Bir hamle ile döndürüyorum kendimi. Bu düşüş hoşuma gitmeye başlıyor o andan itibaren. Bağırıyorum olanca gücümle, gözyaşlarımla ıslanmış histerik kahkahalar atıyorum. Ellerimi birleştiriyorum, adeta bir füze gibi iniyorum aşağıya. Füze isen çakılma olasılığını da göze almalısın. Bu düşünce aklımdan geçer geçmez karanlık ve buz gibi bir suyun tam da orta yerine çakılıyorum. Birisi çekmeyi bırakıyor beni, “Yüz burada!” diyor herhalde. Affedersin göt kadar yerde nasıl yüzeceksem! Sahi nasıl yüzeceğim? Bu aklıma gelince sudan ne kadar korktuğum da aklıma geliyor, debelenmeye başlıyorum suyun içinde, o daracık kanalda bin bir zorlukla ters dönüyorum, suyun üzerine çıkarıyorum sonunda kafamı. Bir süre çırpındıktan sonra ise salaklığımı fark ediyorum, bir de bakıyorum ki aslında batmıyorum. Herhalde burada daha hafif çekiyorum. Su kaldırıyor beni, şefkatli kolları ile adeta bir anne gibi sarıp sarmalıyor. Tam gözlerimi kapatıp kendimi bırakacakken bu sefer suyun içinden yine aşağı doğru hem çekilip hem de döndürülüyorum; suları yararak ilerliyor, girdap oluşturuyorum. Düşüyorum, dönüyorum, debeleniyorum, düşüyorum, dönüyorum, debeleniyorum, en sonunda yine bırakıyorum kendimi. Su ile “O” çekip çeviriyor beni ve en sonunda nihayet duruyorlar. Sanki ayaklarım yere basıyor şimdi, ılık bir suyun içindeyim, suda gözlerimi açabiliyorum, suyun burnuma, kulaklarıma ve bilumum diğer deliklerime dolmasına takılmıyorum. Nasıl oluyor da ayaklarım yere değiyor? Her şeyin bir sonu olduğu gibi eksi sonsuzun da bir sonu vardı demek ki. Birden ne kadar uzun zamandır suyun içerisinde olduğumu hatırlıyorum, hatırladığım an ise boğulduğumu hissediyorum; Tanrım nefes almayı unutmuşum! Ağzımı açıyorum ve suyu istemsizce yutmaya başlıyorum. Ve artı sonsuzun yarısında saplandığım o suyun hepsini bir yudumda içiveriyorum.

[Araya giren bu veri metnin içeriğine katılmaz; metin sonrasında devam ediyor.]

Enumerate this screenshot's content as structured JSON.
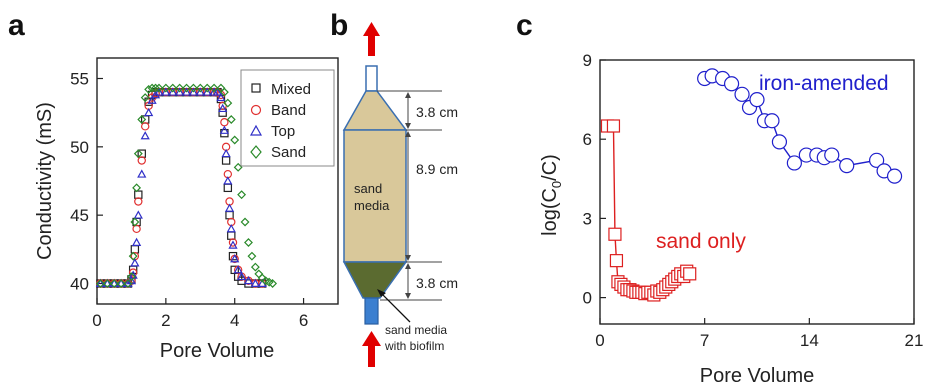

Tahta bir zemindeyim artık, üzerimden sular süzülüyor, gözlerim yanıyor, karnım şiş, üşüyorum, üşüyorum, sarıl bana üşüyorum! Tam da önümde, yerde bir kum saati duruyor, yavaşça akmayı sürdürüyor kumlar. Zaman dolunca ne olacak? Titremeye başlıyorum, hem korkudan hem soğuktan hem de ıslaklığımdan. Kumlar tükenmek üzere, son kum tanesi de yer çekimine yenik düşmekte. Ve zaman doluyor, ilk önce aşağıya düşen son kum tanesi patlıyor, ardından kum saati sonra bedenim en sonunda da tahta zemin ve ben yine düşüyorum.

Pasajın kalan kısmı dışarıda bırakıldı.